When I got out I handed him the keys.

Then he told me he was going to fix the catalytic converter and tune it up then give it to his granddaughter. “She’s a good girl. She’s going to love her new car.”

There was something about the satisfaction in his voice when he talked about giving the Prius to his granddaughter. I don’t know. You would have had to have heard it but he seemed proud.

Bud had to drive me back home. It’s awkward driving in the car with a complete stranger. Even if it’s an Uber driver I feel I need to strike up a conversation. He drove some older black Mercedes Benz. It smelled and was a mess inside with trash everywhere. I had this weird thought about him being some kind of sicko murderer or something like that. I don’t know why I get weird thoughts like that sometimes but I have to tell you that I do.

I don’t know why I get weird thoughts like that sometimes, but I have to tell you that I do.

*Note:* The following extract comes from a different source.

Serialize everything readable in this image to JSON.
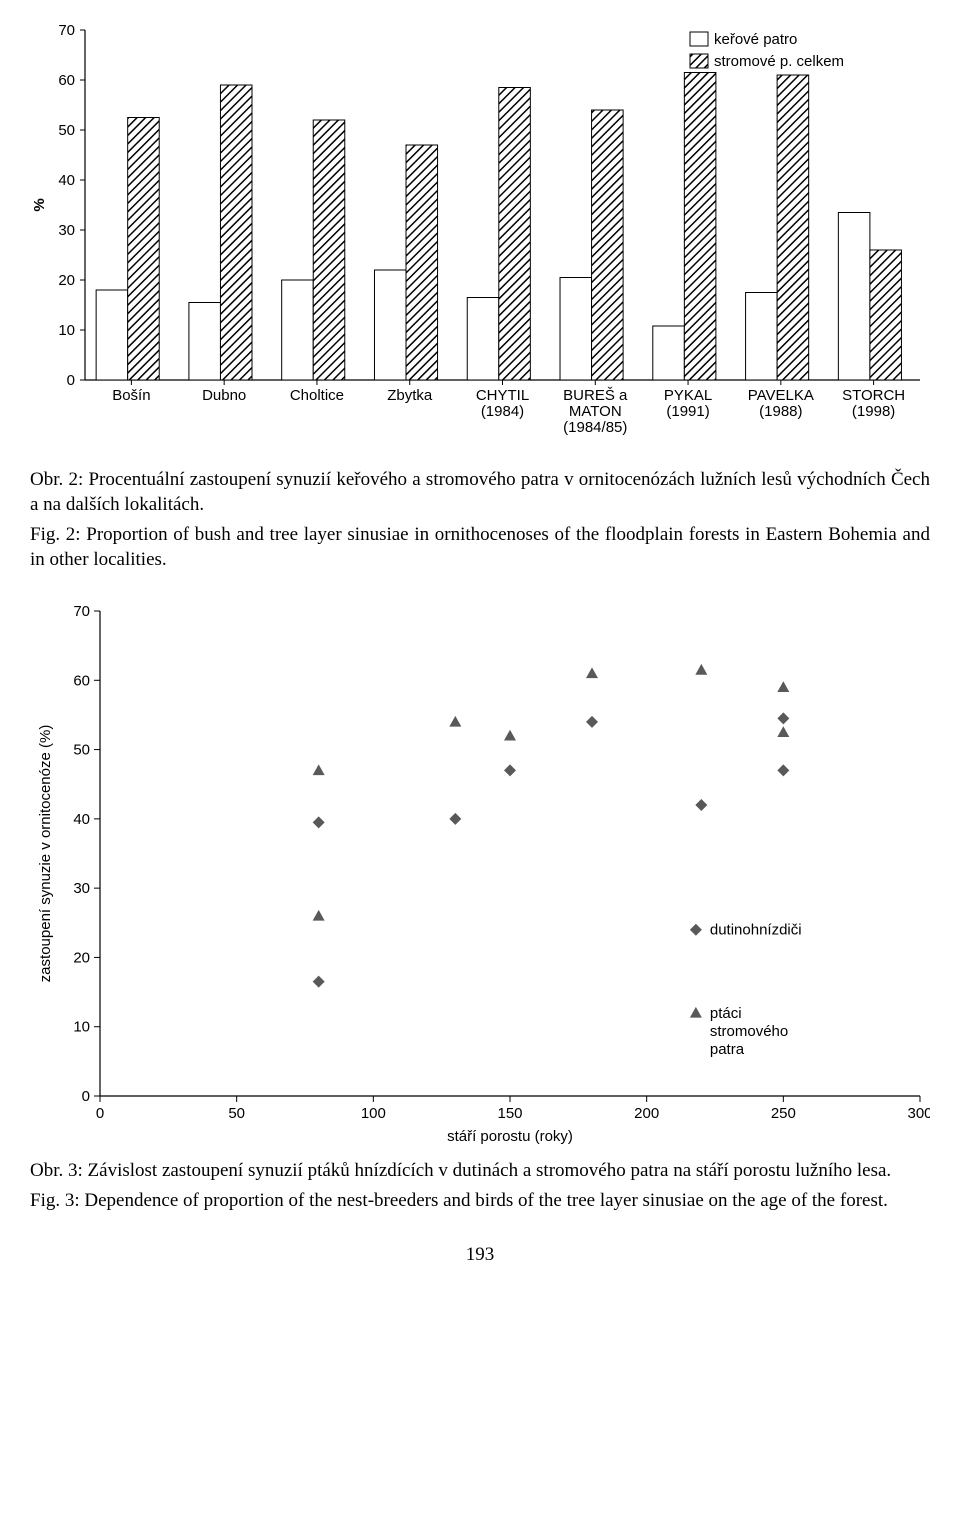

I asked him about his school. He said he’s doing some mechanic night school or something. He wanted to be up on all the changes with electronics and computers in cars. He was saying he works until five then is at school until 9 or 10. Then has homework until midnight. Then he wakes up and needs to be back at the shop early.

“But my wife has always supported me in my career. I’ve been doing this since high school and I love it.”

He kept going on and on about how he’s one of the top mechanics around. How his shop is one of the top 10 shops in California. I know he was exaggerating because his shop is this small little random building on some small little random street in Santa Ana.

“The school work is grueling, the information is harder than any of that math or engineering stuff they teach you in college, but it’s what you gotta do if you want to be the best.”

He drops me off and we shake hands. And later that day I had to go to the Land Rover dealership in Newport Beach and the people there were pretty much all rude. Or, at least they were snobbish.

And when I stood in the posh Land Rover dealership lobby, I thought of Bud. And I wondered about happiness. I had just written this post about whether people can choose to be happy.

And I thought of Plato’s view that we have three appetites. One for pleasure. One for status and reputation. One for knowledge.

My time with Bud made me think maybe the least happy people are those who are obsessed with status and reputation.

And I realized that Bud was probably happier than those smug rich folks at the Land Rover dealership.

Buying a 2010 Prius that needed a new catalytic converter so he could fix it in his garage and then give it to his daughter.

I think more parents need to teach their kids about good people like Bud, even though they might “only” be mechanics.